A British champion at two-weights, Stephen is one of the four Smith brothers who have all won top domestic honours, including Paul, Liam and Callum.

He half jokes that only a shared dream would coax him out of retirement now, that one day the Smith brothers had hoped they would all share a bill at Anfield Stadium, home of Liverpool FC.

“It was always a little joint goal for us and would have been a dream and always will be,” Smith added. “If the world gets back to normal and Callum becomes a two-weight world champion and says he’s fighting at Anfield, I think you’d get me, Paul and my dad [Paul Sr] on it!” he joked. “We’d be desperate to get on that one. If it never happens it will be a crying shame as it was something we always wanted to do.”

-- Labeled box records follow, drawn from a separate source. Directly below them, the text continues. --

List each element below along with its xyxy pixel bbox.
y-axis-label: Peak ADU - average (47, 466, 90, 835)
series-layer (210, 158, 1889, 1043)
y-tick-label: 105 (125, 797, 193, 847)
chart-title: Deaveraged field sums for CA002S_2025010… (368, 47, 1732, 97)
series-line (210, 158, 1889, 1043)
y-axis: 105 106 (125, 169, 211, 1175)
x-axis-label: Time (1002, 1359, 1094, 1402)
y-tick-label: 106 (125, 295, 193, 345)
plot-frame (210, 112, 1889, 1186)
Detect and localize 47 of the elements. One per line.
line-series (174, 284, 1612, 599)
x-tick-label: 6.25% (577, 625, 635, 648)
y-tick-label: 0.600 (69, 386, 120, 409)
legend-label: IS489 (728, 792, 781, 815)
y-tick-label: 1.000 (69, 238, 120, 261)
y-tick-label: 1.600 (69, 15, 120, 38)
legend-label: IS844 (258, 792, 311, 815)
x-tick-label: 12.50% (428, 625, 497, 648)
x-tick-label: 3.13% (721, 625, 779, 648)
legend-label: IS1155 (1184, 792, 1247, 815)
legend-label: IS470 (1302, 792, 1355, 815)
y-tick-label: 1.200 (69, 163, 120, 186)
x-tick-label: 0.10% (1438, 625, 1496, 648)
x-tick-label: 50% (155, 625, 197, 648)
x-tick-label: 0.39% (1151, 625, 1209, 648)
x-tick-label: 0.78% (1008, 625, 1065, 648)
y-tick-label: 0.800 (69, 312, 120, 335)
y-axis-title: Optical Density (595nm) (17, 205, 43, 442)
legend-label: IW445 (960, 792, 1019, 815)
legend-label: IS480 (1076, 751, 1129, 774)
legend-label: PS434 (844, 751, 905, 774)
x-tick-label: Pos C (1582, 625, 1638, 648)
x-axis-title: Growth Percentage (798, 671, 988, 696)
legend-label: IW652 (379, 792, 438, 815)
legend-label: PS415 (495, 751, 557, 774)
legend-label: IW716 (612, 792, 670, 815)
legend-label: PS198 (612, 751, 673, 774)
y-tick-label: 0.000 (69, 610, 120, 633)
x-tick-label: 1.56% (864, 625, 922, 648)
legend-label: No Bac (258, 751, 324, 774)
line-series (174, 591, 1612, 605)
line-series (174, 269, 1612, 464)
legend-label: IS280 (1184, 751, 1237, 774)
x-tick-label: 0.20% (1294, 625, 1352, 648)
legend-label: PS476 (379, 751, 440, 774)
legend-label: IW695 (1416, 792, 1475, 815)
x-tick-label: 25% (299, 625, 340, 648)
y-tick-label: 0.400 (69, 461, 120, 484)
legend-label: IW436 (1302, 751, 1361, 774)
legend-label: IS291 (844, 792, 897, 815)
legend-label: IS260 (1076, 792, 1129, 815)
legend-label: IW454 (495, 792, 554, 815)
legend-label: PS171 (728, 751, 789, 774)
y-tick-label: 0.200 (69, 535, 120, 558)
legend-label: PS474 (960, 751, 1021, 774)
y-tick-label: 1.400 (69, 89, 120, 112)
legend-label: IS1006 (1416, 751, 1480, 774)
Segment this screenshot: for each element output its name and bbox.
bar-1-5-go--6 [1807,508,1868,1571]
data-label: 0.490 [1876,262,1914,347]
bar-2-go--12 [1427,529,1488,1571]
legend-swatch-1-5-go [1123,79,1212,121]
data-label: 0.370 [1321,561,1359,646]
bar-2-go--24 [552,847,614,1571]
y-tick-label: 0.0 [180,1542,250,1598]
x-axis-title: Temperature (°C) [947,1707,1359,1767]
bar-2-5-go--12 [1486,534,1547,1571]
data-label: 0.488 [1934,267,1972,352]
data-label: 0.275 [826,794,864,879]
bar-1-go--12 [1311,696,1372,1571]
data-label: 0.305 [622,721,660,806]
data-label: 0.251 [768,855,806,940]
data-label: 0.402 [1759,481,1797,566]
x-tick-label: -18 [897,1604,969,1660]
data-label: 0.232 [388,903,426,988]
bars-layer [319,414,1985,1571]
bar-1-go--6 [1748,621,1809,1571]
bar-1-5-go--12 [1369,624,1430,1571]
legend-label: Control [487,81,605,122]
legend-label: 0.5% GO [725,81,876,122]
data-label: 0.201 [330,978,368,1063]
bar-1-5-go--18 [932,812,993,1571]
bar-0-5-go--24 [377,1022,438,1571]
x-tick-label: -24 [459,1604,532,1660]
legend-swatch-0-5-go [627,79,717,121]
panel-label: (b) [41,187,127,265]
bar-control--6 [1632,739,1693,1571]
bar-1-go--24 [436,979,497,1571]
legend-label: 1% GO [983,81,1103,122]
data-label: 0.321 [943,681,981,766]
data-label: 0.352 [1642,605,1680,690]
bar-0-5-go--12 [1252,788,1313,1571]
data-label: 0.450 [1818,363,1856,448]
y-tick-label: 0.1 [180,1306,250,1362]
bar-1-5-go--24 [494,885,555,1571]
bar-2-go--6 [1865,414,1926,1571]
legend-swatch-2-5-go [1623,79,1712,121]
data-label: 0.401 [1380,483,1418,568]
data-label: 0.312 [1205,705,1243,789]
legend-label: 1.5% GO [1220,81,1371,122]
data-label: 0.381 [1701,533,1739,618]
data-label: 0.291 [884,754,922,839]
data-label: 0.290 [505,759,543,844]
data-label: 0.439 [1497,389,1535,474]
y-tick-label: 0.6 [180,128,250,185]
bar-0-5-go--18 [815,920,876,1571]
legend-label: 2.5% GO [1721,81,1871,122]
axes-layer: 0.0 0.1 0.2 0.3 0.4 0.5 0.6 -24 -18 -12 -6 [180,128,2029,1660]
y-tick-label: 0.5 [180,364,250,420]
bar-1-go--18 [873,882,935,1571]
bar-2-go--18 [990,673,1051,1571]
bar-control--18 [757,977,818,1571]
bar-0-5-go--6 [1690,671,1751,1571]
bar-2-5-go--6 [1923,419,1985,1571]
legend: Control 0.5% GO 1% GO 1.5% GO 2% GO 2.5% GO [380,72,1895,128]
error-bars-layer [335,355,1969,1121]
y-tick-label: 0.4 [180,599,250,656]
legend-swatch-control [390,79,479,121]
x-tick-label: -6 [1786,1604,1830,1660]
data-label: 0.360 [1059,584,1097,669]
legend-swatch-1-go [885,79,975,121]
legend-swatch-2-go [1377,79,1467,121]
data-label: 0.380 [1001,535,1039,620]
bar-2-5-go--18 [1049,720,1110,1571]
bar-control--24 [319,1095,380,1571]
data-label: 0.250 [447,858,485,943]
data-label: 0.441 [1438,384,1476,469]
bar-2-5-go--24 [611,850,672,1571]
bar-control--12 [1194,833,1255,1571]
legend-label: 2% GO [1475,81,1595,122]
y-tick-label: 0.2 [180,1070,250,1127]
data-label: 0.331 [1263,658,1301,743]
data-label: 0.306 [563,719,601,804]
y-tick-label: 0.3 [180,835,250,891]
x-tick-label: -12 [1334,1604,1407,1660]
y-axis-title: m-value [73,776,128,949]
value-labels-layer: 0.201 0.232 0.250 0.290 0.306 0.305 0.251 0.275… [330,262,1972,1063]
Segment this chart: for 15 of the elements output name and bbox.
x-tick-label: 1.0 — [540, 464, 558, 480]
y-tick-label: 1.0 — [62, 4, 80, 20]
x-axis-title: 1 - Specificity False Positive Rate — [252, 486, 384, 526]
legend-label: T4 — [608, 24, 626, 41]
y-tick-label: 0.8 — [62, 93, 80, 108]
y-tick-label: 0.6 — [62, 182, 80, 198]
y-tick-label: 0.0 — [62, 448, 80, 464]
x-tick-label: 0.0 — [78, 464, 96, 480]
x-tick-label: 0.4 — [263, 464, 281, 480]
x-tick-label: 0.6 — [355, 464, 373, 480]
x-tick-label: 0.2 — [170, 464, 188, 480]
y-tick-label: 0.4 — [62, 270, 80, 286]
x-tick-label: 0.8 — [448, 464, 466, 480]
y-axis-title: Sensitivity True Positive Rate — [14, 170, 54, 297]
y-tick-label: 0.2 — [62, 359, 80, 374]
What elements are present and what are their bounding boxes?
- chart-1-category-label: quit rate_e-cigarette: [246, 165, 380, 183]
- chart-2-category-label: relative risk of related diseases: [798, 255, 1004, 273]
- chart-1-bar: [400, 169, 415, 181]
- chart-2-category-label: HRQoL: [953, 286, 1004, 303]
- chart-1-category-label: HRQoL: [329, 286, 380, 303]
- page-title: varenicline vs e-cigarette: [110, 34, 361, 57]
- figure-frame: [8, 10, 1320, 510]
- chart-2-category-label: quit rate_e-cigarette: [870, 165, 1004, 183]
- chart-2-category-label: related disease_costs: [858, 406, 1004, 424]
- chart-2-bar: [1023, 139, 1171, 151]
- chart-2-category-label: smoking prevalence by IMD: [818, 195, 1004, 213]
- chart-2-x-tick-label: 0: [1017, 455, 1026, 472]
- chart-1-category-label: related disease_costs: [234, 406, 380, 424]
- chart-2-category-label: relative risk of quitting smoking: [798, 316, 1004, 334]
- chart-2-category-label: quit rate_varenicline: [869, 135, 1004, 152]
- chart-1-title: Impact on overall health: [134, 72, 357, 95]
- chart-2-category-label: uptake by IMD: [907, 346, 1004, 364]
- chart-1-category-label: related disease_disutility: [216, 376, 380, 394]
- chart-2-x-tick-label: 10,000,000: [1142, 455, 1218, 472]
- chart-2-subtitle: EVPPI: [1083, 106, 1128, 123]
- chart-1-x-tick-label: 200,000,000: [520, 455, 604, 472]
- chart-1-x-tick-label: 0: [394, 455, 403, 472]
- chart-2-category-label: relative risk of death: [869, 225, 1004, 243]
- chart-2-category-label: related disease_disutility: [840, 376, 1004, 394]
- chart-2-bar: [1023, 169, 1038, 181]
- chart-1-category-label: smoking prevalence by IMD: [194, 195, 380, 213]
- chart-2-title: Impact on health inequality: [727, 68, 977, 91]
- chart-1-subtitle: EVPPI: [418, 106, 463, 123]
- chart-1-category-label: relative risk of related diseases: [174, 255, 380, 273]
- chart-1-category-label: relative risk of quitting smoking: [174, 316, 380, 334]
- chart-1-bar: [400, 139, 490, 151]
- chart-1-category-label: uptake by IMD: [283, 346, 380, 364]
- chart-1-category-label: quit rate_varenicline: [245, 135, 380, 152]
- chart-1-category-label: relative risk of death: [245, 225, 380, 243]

But there was plenty that Smith did do. And just before we spoke he was in a school, inspiring and motivating children, telling them stories from a career that might not have delivered what he wanted but that has given him the closure so few fighters find.

“You do have a think about what might happen in life after boxing but you want to see what you finish up with in boxing and go from there,” he said, asked to consider what his next step might be. “It’s happened quicker than I imagined, I’ve kept denying it while trying to prepare myself for it in a battle in my own mind. I don’t know [what he will do]. I’m going to take a little break from boxing.” 

First, he will wait for the world to get back to normal and then he will make a decision. 

But regardless of what comes in his immediate future, he has plenty of stories from his recent past to share with his three children, eight-year-old Frankie, Leo, six and four-month-old Cece, as they grow up, whether it’s winning the British crown twice, the Commonwealth Games as an amateur, his ear hanging off against Vargas in Vegas or picking the perfect shot to down Buckland, Smith has much to be proud of.